For my part I pay for services that offer value to me, and don't pay for those that don't. I'd rather subscribe than getting harassed with ads and popups. The people who put the effort into creating useful services shouldn't have to live off charity.
Keep in mind your product may have a varied client install base of Windows 10, Windows 11, Mac OSes, possibly various flavors of Linux as well as mobile OSes as target platforms. I guess depending on your product, maybe you build and sell a self hosted server option? In that case you have to think of what server OSes people could be running and figure out a way to help those customers install, configure and patch the software you'll sell to them. Running things in the cloud and with containers is fairly common so you may want to look at creating container images customers could use and ways for them to keep their data when you roll out new versions.
You'd of course want some really good install documentation for people to start with first.
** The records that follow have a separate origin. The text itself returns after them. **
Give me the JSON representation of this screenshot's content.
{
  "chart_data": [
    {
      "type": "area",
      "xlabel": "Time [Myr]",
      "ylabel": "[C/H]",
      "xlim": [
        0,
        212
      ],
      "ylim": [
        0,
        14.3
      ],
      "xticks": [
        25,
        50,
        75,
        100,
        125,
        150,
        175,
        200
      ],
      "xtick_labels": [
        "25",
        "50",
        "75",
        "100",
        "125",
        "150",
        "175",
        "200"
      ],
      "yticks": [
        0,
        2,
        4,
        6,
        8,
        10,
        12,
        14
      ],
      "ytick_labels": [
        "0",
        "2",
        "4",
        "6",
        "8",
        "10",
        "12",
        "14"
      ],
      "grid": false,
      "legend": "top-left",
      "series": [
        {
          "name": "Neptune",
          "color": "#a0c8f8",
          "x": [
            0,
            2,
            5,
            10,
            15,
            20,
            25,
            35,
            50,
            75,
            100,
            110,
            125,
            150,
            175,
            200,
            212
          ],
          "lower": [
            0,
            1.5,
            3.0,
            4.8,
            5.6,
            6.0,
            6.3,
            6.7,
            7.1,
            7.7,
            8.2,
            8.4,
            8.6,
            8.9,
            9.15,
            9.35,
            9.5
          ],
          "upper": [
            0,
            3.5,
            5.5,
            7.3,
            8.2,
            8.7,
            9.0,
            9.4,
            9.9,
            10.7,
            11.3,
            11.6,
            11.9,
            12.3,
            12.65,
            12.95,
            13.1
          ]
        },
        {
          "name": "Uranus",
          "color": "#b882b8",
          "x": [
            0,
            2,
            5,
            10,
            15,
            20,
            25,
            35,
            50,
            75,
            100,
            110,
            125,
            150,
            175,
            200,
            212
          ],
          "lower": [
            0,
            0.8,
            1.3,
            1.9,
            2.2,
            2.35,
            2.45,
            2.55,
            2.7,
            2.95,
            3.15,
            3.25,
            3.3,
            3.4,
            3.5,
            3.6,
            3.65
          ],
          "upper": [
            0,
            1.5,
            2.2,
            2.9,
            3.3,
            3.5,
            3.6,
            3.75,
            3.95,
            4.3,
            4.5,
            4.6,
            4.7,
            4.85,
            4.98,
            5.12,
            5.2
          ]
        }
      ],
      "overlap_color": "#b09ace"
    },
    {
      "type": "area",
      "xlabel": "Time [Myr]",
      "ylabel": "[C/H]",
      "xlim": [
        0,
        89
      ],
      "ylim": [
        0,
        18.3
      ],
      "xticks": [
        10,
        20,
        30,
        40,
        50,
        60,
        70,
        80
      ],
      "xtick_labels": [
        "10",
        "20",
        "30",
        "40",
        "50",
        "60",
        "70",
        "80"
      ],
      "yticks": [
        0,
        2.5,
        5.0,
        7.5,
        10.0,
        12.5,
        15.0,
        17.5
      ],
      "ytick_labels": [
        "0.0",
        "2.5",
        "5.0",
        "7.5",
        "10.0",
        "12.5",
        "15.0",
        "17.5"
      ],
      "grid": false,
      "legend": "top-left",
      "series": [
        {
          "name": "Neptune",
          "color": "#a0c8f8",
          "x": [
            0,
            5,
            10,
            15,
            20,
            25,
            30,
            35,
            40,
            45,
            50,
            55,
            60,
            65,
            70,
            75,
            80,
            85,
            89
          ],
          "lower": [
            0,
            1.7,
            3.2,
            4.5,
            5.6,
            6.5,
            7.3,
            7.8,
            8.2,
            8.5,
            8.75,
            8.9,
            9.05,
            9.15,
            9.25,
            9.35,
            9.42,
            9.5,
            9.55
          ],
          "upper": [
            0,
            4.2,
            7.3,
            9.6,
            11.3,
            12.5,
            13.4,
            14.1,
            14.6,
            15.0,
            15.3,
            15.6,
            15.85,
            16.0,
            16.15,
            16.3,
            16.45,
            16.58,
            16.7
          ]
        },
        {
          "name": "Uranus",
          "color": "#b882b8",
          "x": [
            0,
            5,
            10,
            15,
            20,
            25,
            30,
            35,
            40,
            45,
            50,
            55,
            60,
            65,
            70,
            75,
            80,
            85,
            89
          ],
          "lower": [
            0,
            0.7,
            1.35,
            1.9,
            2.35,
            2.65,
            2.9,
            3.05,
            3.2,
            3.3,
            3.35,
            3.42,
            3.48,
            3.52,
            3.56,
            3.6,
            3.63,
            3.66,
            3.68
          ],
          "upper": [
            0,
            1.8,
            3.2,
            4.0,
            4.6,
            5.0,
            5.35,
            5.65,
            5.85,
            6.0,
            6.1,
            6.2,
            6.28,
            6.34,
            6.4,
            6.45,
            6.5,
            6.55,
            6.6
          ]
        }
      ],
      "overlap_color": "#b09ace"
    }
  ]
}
Then you'd need to staff up support people to help customers with installs, patches, upgrades and security vulnerabilities in the stack.
The key word here is "service". This is what most subscriptions are addressing.
What would a viable "solution" to service look like? Self service perhaps? Or maybe no service?
Have you considered that "self service" and "no service" are options that subscribers have already specifically chosen to avoid for reasons that are perfectly logical and valid to them? Just unsubscribe and say "no" to service is not a universally viable alternative.
This seems akin to looking for a solution to "food" or "water".
Who exactly is forced into subscription software? If you don't want to pay for a subscription then use something open source (maybe consider donating or contributing), paid up front or write your own.
This feels like a particularly HN obsession, like complaining about Electron being part of everything or wondering why people pay for software in the first place when open source alternatives exist.